Leia still sounded doubtful, but their discussion was interrupted by Jagged Fel’s astonished voice.
“I’m finally starting to understand Jaina,” he said. “Insanity runs in her family. Only a madman would attempt a planet-skip in a damaged ship.”
“Han’s not crazy,” Leia said. “Just good.”
“I’m sure you believe that, Princess Leia,” Jagged said. “But I’m warning—no, I’m advising—you not to attempt taking refuge in that moon cluster.”
“Moon cluster?” Han peered more closely at the red lump ahead and saw that the rifts might, indeed, be interstitial spaces. He deactivated his comm microphone, then asked, “What the blazes is that?”
“I’ll find out,” Leia said, reaching for the terrain mappers. “In the meantime, stall.”
“Stall Jag?” Han turned his microphone back on, then commed, “Thanks for the advice, Jag, but we were planning on going around anyway.”
“Really?” Jagged sounded smug. “Then the Falcon must be even faster than Jaina always claimed.”
Han glanced down at his tactical display and saw that the Zark Squadron had taken advantage of his planet-skip to put on their own burst of acceleration. They had stopped firing—a sign that they now felt certain of a successful capture—and were arrayed in a semisphere around the Falcon. The squadron’s escort was not far behind, and the Star Destroyers had already closed to within tractor beam range of the moon cluster’s near side.
Han cursed under his breath, but said, “Just watch, kid. You’ll be surprised.”
“I have no doubt,” Jagged said. “But please believe me about the moon cluster.
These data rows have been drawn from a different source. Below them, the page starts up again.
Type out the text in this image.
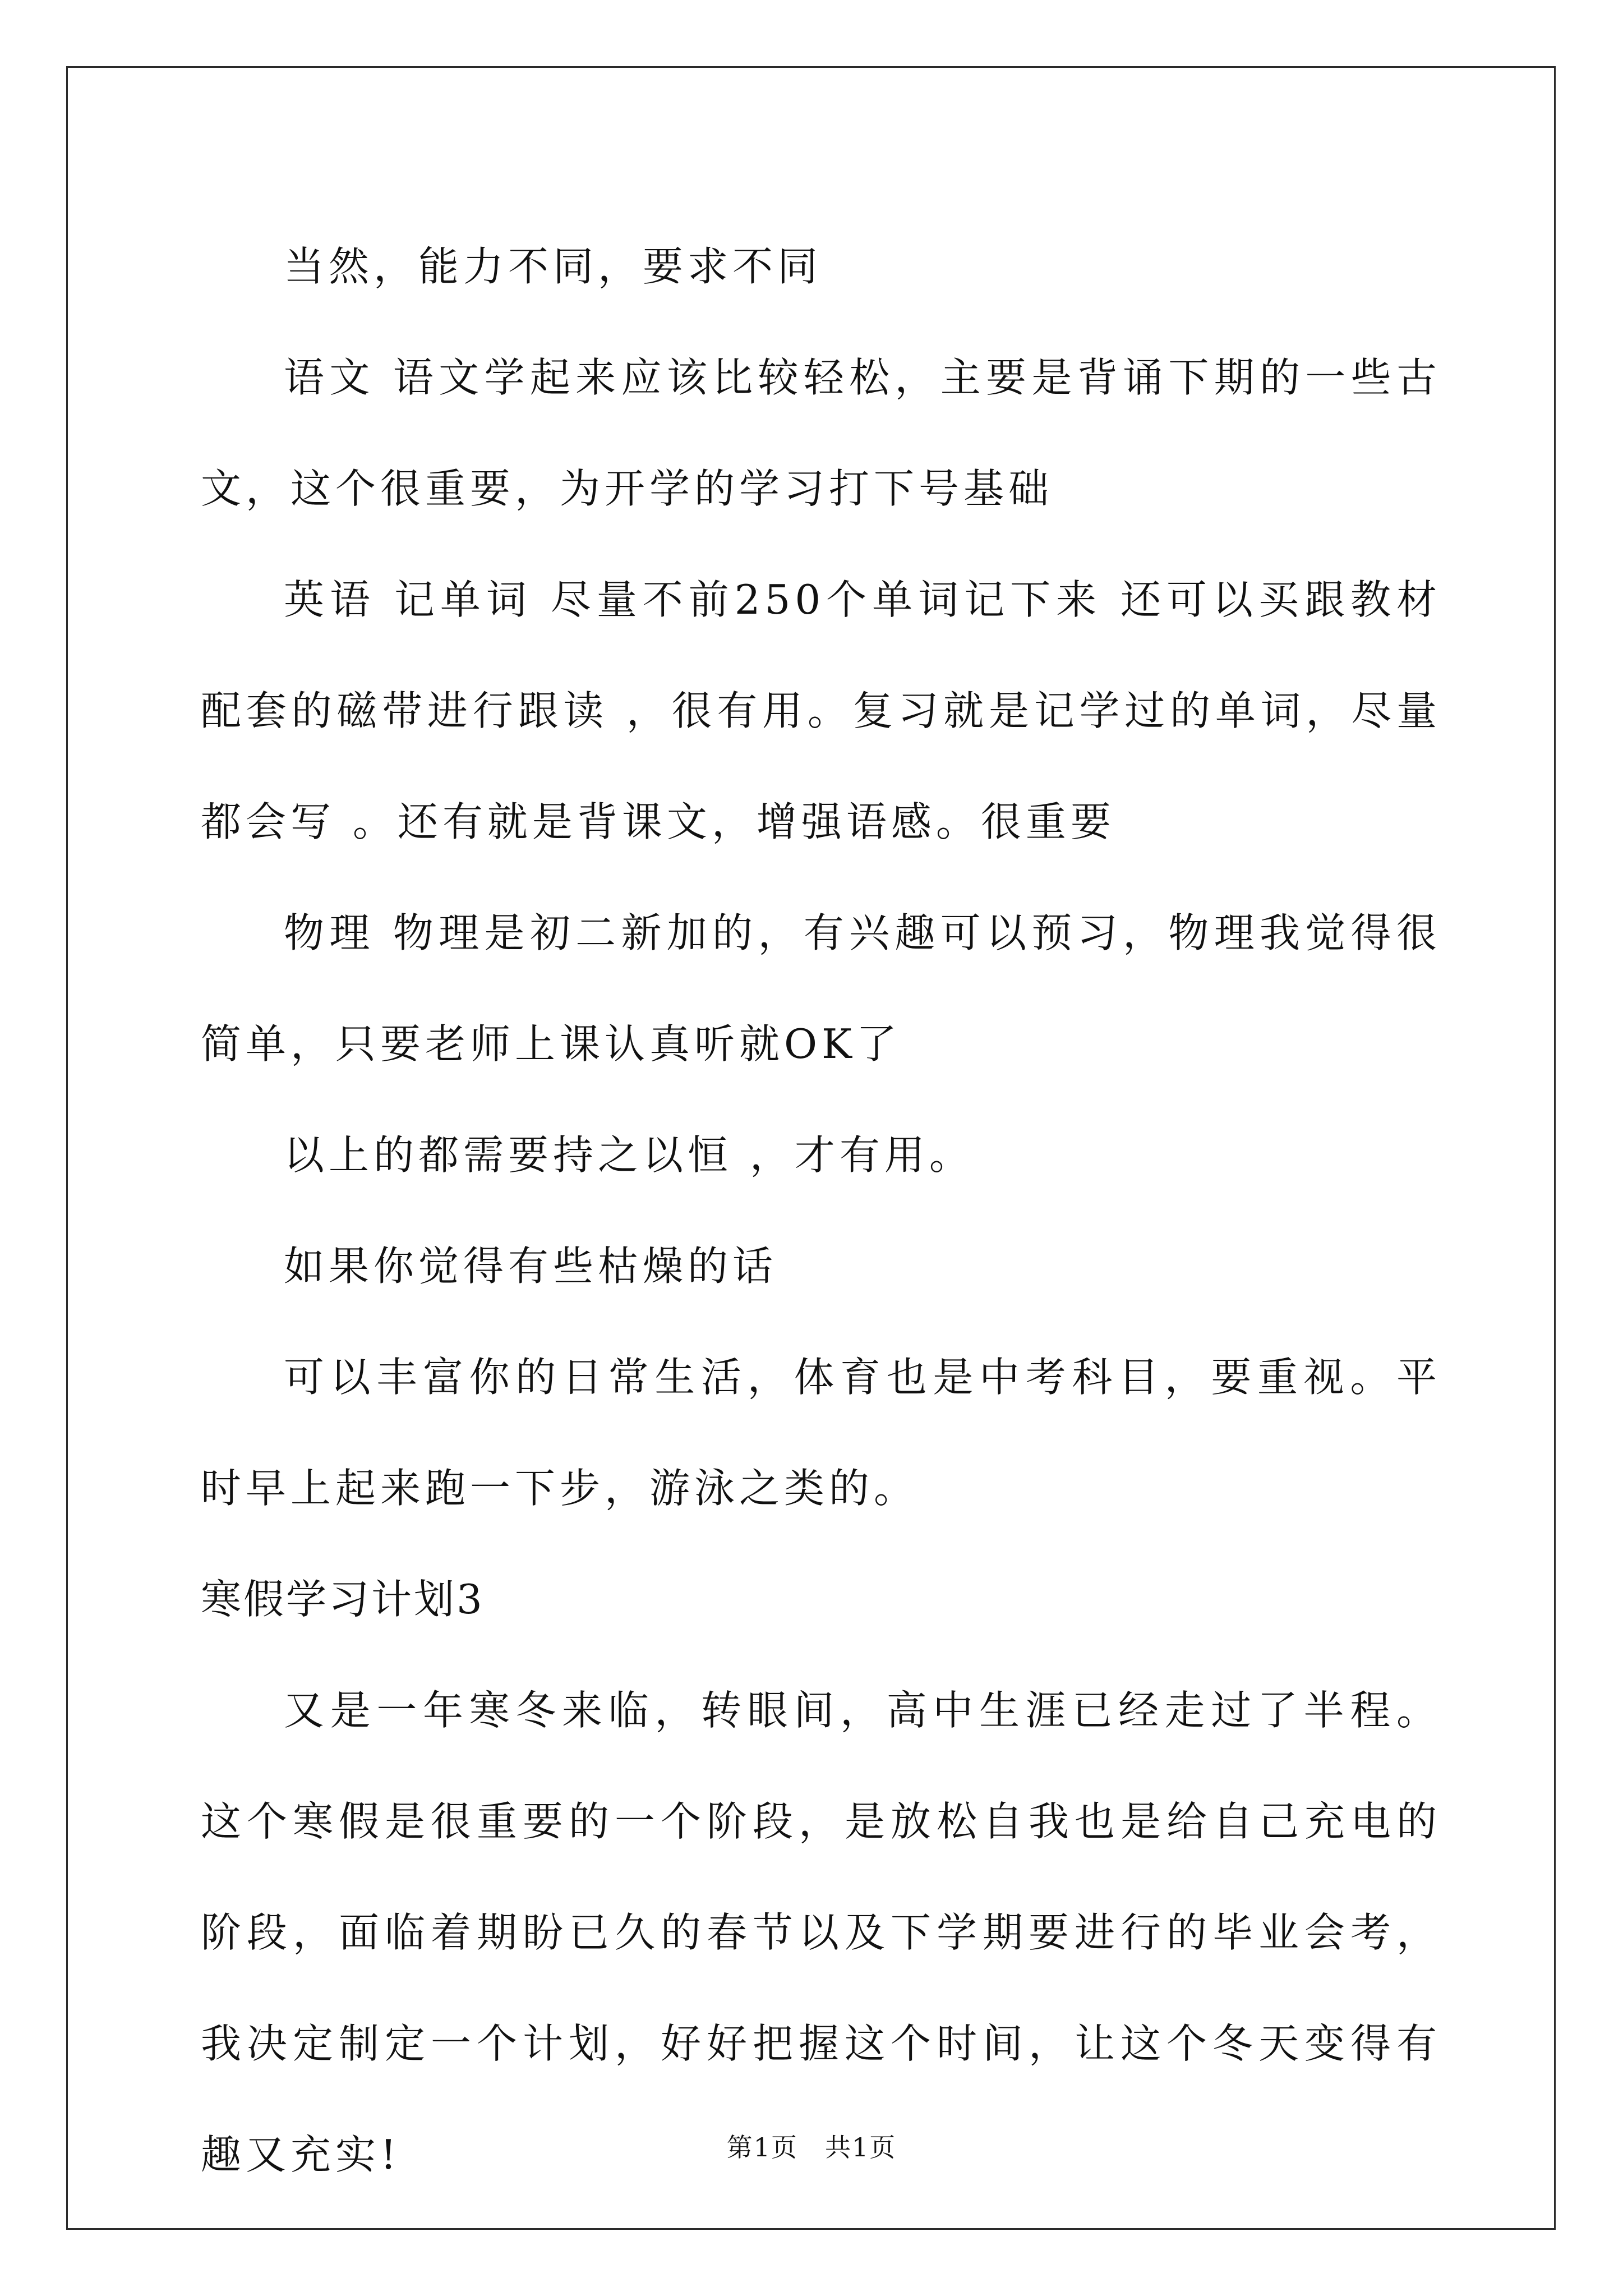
当然，能力不同，要求不同

语文 语文学起来应该比较轻松，主要是背诵下期的一些古文，这个很重要，为开学的学习打下号基础

英语 记单词 尽量不前250个单词记下来 还可以买跟教材配套的磁带进行跟读 ，很有用。复习就是记学过的单词，尽量都会写 。还有就是背课文，增强语感。很重要

物理 物理是初二新加的，有兴趣可以预习，物理我觉得很简单，只要老师上课认真听就OK了

以上的都需要持之以恒 ，才有用。

如果你觉得有些枯燥的话

可以丰富你的日常生活，体育也是中考科目，要重视。平时早上起来跑一下步，游泳之类的。

寒假学习计划3

又是一年寒冬来临，转眼间，高中生涯已经走过了半程。这个寒假是很重要的一个阶段，是放松自我也是给自己充电的阶段，面临着期盼已久的春节以及下学期要进行的毕业会考，我决定制定一个计划，好好把握这个时间，让这个冬天变得有趣又充实!	第1页　共1页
It’s gravitationally unstable. Every one of our scoutships has been smashed flat. You’ll be much safer surrendering to us, and I give you my word that we won’t torture or humiliate you during your interrogations.”
“Thanks, that’s real good of you,” Han said. “Let me think it over for a second.”
Han closed the comm channel, then experimented with the yoke, pushing it around and feeling almost no reaction from the Falcon.
“How bad is it?” Leia asked. She was still staring at the terrain mapper, frowning and adjusting the controls.
“Bad,” Han said. “How about those moons?”
“Even worse than he said.” Leia looked out at the moons, which were close enough now for her to see that they were all shifting around, bumping against each other. “It looks like something shattered the old moon into fifty or sixty pieces. It must still be in there, because I’m detecting…”
Leia let her sentence trail off, then gasped and stared out the viewport.
“Yeah?” Han asked.
Leia raised her hand to quiet him, then closed her eyes in concentration.
Han frowned and leaned over to look at the terrain scanners. He saw only the shattered moon she had described, with a density reading near the center that suggested a metallic core—probably whatever had shattered it in the first place. He tried to be patient, waiting for Leia to do whatever Jedi thing she was preparing, but they were running out of time. The two Star Destroyers had activated their tractor beams and were already reaching out toward the moon cluster, trying to block any chance the Falcon had of slipping into one of the crevices.
Han activated the intercom. “Somebody back there get to the repulsor beam now! We’ve got some rocks to move out of—”
“Han, no!” Leia opened her eyes and turned to him, shaking her head. “We have to surrender!”
Han frowned. “Look, I know the yoke’s a little sloppy—”
“It’s not that.” Leia reached over and pulled the throttles all the way back. “It’s Raynar and the Killiks—those moons are teeming with insects!”